Selig will always have to answer for baseball's steroid crisis (which I continue to find mostly overblown and moralistic) and for the cancellation of the 1994 World Series (which makes my soul cry every time I think about it), but it's impossible to argue that baseball wasn't in a far healthier place when he left it than when he took over, by a pretty massive margin. If there were only one Commissioner in the Hall, it would have to be him. As for Schuerholz, this was a franchise architect before it was COOL to be a franchise architect: Billy Bean, Theo Epstein, Brian Cashman and the rest are all following in his footsteps. Besides, Bobby Cox is already in the Hall of Fame: How could Schuerholz not be? Frankly, he should have been there first.

But this will not be a massive public debate. Even though there is voting involved, "Today's Game" is a specialized committee rather than the big BBWAA foofaraw every January. This is just a small group of people inside the game who decide who hasn't gotten in but probably should, and then those people show up at the induction ceremony and then we all move on. This is, for all intents and purposes, an honorary Oscar.

Now, an honorary Oscar isn't any different than an actual Oscar. It is, in fact, the exact same statue. Sure, the person who wins it doesn't pose with pictures all night, doesn't have to campaign for it for months (as anyone vying for an Oscar next February will have to do), doesn't have to give a speech where they thank the Academy and tries not to forget their spouse. But it's an Oscar, just the same. It weighs the same, it sits on a mantletop the same. It's the same.

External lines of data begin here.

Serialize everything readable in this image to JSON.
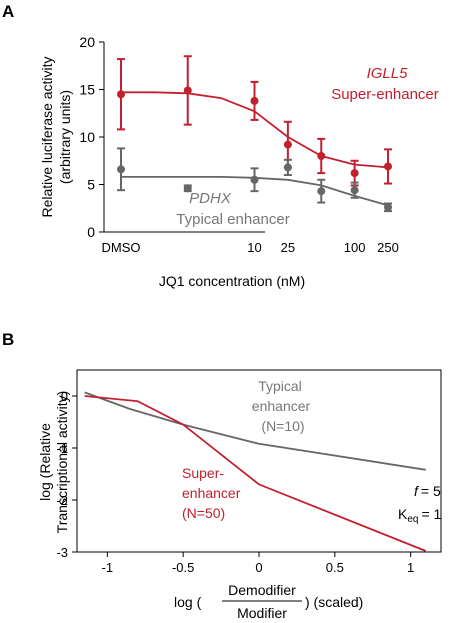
{
  "panel_labels": [
    "A",
    "B"
  ],
  "colors": {
    "red": "#c2202e",
    "gray": "#666666",
    "black": "#000000"
  },
  "chart_data": [
    {
      "type": "line",
      "panel": "A",
      "title": "",
      "xlabel": "JQ1 concentration (nM)",
      "ylabel_line1": "Relative luciferase activity",
      "ylabel_line2": "(arbitrary units)",
      "ylim": [
        0,
        20
      ],
      "y_ticks": [
        0,
        5,
        10,
        15,
        20
      ],
      "x_tick_labels": [
        "DMSO",
        "10",
        "25",
        "100",
        "250"
      ],
      "x_tick_positions": [
        0,
        4,
        5,
        7,
        8
      ],
      "series": [
        {
          "name": "Super-enhancer",
          "gene": "IGLL5",
          "color": "#c2202e",
          "x": [
            0,
            2,
            4,
            5,
            6,
            7,
            8
          ],
          "y": [
            14.5,
            14.9,
            13.8,
            9.2,
            8.0,
            6.2,
            6.9
          ],
          "err": [
            3.7,
            3.6,
            2.0,
            2.4,
            1.8,
            1.3,
            1.8
          ],
          "fit": [
            14.7,
            14.7,
            14.6,
            14.1,
            12.7,
            10.0,
            8.0,
            7.1,
            6.8
          ]
        },
        {
          "name": "Typical enhancer",
          "gene": "PDHX",
          "color": "#666666",
          "x": [
            0,
            2,
            4,
            5,
            6,
            7,
            8
          ],
          "y": [
            6.6,
            4.6,
            5.5,
            6.8,
            4.3,
            4.4,
            2.6
          ],
          "err": [
            2.2,
            0.3,
            1.2,
            0.8,
            1.2,
            0.8,
            0.4
          ],
          "fit": [
            5.8,
            5.8,
            5.8,
            5.8,
            5.7,
            5.5,
            4.9,
            3.8,
            2.8
          ]
        }
      ]
    },
    {
      "type": "line",
      "panel": "B",
      "title": "",
      "xlabel_prefix": "log (",
      "xlabel_num": "Demodifier",
      "xlabel_den": "Modifier",
      "xlabel_suffix": ") (scaled)",
      "ylabel_line1": "log (Relative",
      "ylabel_line2": "Transcriptional activity)",
      "xlim": [
        -1.2,
        1.2
      ],
      "ylim": [
        -3,
        0.5
      ],
      "x_ticks": [
        -1,
        -0.5,
        0,
        0.5,
        1
      ],
      "x_tick_labels": [
        "-1",
        "-0.5",
        "0",
        "0.5",
        "1"
      ],
      "y_ticks": [
        0,
        -1,
        -2,
        -3
      ],
      "y_tick_labels": [
        "0",
        "-1",
        "-2",
        "-3"
      ],
      "series": [
        {
          "name_line1": "Typical",
          "name_line2": "enhancer",
          "name_line3": "(N=10)",
          "color": "#666666",
          "x": [
            -1.15,
            -0.85,
            -0.5,
            0,
            1.1
          ],
          "y": [
            0.07,
            -0.25,
            -0.55,
            -0.92,
            -1.42
          ]
        },
        {
          "name_line1": "Super-",
          "name_line2": "enhancer",
          "name_line3": "(N=50)",
          "color": "#c2202e",
          "x": [
            -1.15,
            -0.8,
            -0.5,
            0,
            1.1
          ],
          "y": [
            0.0,
            -0.1,
            -0.55,
            -1.7,
            -2.98
          ]
        }
      ],
      "params": {
        "f_label": "f",
        "f_value": "= 5",
        "k_label": "K",
        "k_sub": "eq",
        "k_value": "= 1"
      }
    }
  ]
}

Selig and Schuerholz will be in, and maybe later some of those other names will get in, and it will be the same and it will be fine. In 2012, Ron Santo, after 15 contentious, sometimes ugly years on the Hall of Fame ballot -- in which he never got above 43 percent of the vote -- was selected by the Veterans' Committee. Even though he had been rejected for 32 years, by more than half the electorate, no one seemed to mind that he was in. (If anything, they were angry that it couldn't happen while he was still alive.) This is because in the public eye, it felt like an honorary award. All Veterans' Committee selections, or "Today's Game" committee selections, or whatever, will feel this way. We've already fought all the wars about these players and executives. These committees give us a chance to move on without tearing each other's faces off about it. That's why they're so valuable. They let everybody in the industry award those who spend decades succeeding in that industry get their big reward, when the rest of us have all moved on to new battlefronts. We like to think the Hall of Fame is for us, and in some sense, it is. But it's not just for us. It's for the people in the sport, or in the Hollywood industry, who just want to honor their own. So that someday someone will honor them.

Every year, the Hall of Fame debates get a little more intense, and a little more performative, and a lot more exhausting. The Veterans' Committee, or the "Today's Game" committee, and all the other committees, they are a pressure release valve on those debates. We will all lose our minds every cycle, and then, a decade or so later, some of those guys will get in anyway, long after our attention has been redirected elsewhere, long after we've stopped caring. It's not the Hall of Fame we value: It's the debate that we love, the insistence that we, personally, know best who should be elected. Once that election is over, we move along with our lives. And then come the honorary Oscars. You might think Bud Selig doesn't belong, or John Scheurholz doesn't belong, or that Jackie Chan maybe doesn't deserve an Oscar. But the people who work in those industries do, and they know that eventually you'll get over it. And they're right. This might honestly be the only sane thing about this process.